Gary Cole's appearance was positively received. Although Alan Sepinwall found the premise of the scam thin compared to other caper fare, he greatly enjoyed Cole's performance, particularly his ability to play off Yvonne as well as citing small moments like Jack calling Casey "Cop Face" and swiping a cigar he stole back only moments after giving it to him.

IGN cited Sarah's use of his "Jack Burton" alias in reference to "Chuck Versus the Cougars", as well as Cole's ability to fit in with the rest of the cast. The payoff of Jack stealing Chuck's ATM card earlier in the episode was also appreciated, as were the numerous small character moments. IGN rated the episode an 8.2/10.
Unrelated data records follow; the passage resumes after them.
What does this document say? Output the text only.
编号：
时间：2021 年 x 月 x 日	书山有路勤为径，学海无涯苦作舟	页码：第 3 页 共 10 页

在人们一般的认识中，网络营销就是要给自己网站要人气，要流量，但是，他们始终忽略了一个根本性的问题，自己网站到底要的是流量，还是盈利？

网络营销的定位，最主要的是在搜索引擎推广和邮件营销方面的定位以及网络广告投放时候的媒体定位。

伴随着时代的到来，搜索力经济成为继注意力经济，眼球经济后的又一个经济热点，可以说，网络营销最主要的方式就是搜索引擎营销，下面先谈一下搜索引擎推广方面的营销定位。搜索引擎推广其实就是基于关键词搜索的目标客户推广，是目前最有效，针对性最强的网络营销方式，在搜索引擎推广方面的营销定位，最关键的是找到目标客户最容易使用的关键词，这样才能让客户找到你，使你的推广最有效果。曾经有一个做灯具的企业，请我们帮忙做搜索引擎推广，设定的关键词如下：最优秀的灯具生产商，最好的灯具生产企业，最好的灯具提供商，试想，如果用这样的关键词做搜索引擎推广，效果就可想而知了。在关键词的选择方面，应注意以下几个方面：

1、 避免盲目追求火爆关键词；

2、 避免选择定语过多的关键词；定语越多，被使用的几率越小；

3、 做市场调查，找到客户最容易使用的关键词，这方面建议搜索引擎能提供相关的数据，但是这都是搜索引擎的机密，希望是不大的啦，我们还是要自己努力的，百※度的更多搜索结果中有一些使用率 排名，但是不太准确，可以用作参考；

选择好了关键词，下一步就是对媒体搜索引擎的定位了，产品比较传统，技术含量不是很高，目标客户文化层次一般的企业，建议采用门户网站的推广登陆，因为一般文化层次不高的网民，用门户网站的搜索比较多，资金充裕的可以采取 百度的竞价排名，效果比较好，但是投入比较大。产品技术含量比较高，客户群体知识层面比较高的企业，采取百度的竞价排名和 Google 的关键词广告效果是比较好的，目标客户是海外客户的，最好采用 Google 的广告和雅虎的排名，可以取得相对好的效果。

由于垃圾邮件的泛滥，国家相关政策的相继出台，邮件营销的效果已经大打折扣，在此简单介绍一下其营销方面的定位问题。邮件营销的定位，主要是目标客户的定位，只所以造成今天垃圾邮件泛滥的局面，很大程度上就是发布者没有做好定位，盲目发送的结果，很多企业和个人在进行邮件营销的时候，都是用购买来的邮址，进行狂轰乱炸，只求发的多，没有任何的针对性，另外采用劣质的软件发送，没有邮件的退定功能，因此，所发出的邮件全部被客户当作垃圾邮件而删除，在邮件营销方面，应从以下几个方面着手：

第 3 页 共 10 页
==References to popular culture==

- The scene at the restaurant where Chuck identifies himself as "Mr. Lichtenstein" is a reference to the film Dirty Rotten Scoundrels, where Michael Caine's character pretends to be Dr. Emil Schaufhausen from the Schaufhausen Clinic in Liechtenstein. The use of an employee delivering a message, with Chuck snapping and waving them down, only his arm visible from behind the chair, is taken directly from the film.
- References are made to the DeLorean's connection to Back to the Future, while the Dodge Charger is painted to look like the General Lee from The Dukes of Hazzard.
- The scenes where Morgan is looking at the DeLorean and the Dodge Charger imitate a similar scene in the movie Ferris Bueller's Day Off.
- When Chuck reveals that "Lichtenstein" can speak English and is insulted by the interpreter's "poor" German, Casey remarks that he sounds like Col. Klink. Col. Klink was the commander of the POW camp in the series Hogan's Heroes.
- Casey stated that Sarah's father had checked into a hotel under the alias "Guido Merkens." The actual Merkens played nine seasons in the National Football League with the Houston Oilers, New Orleans Saints and Philadelphia Eagles.
- The name of Sarah's father, Jack Burton comes from Kurt Russell's antihero character in John Carpenter's classic action movie Big Trouble in Little China.
- The DeLorean Morgan buys stalls out at 22 miles per hour. This is exactly 1/4 the speed the car from Back to the Future needs to attain (88 miles per hour) to time travel.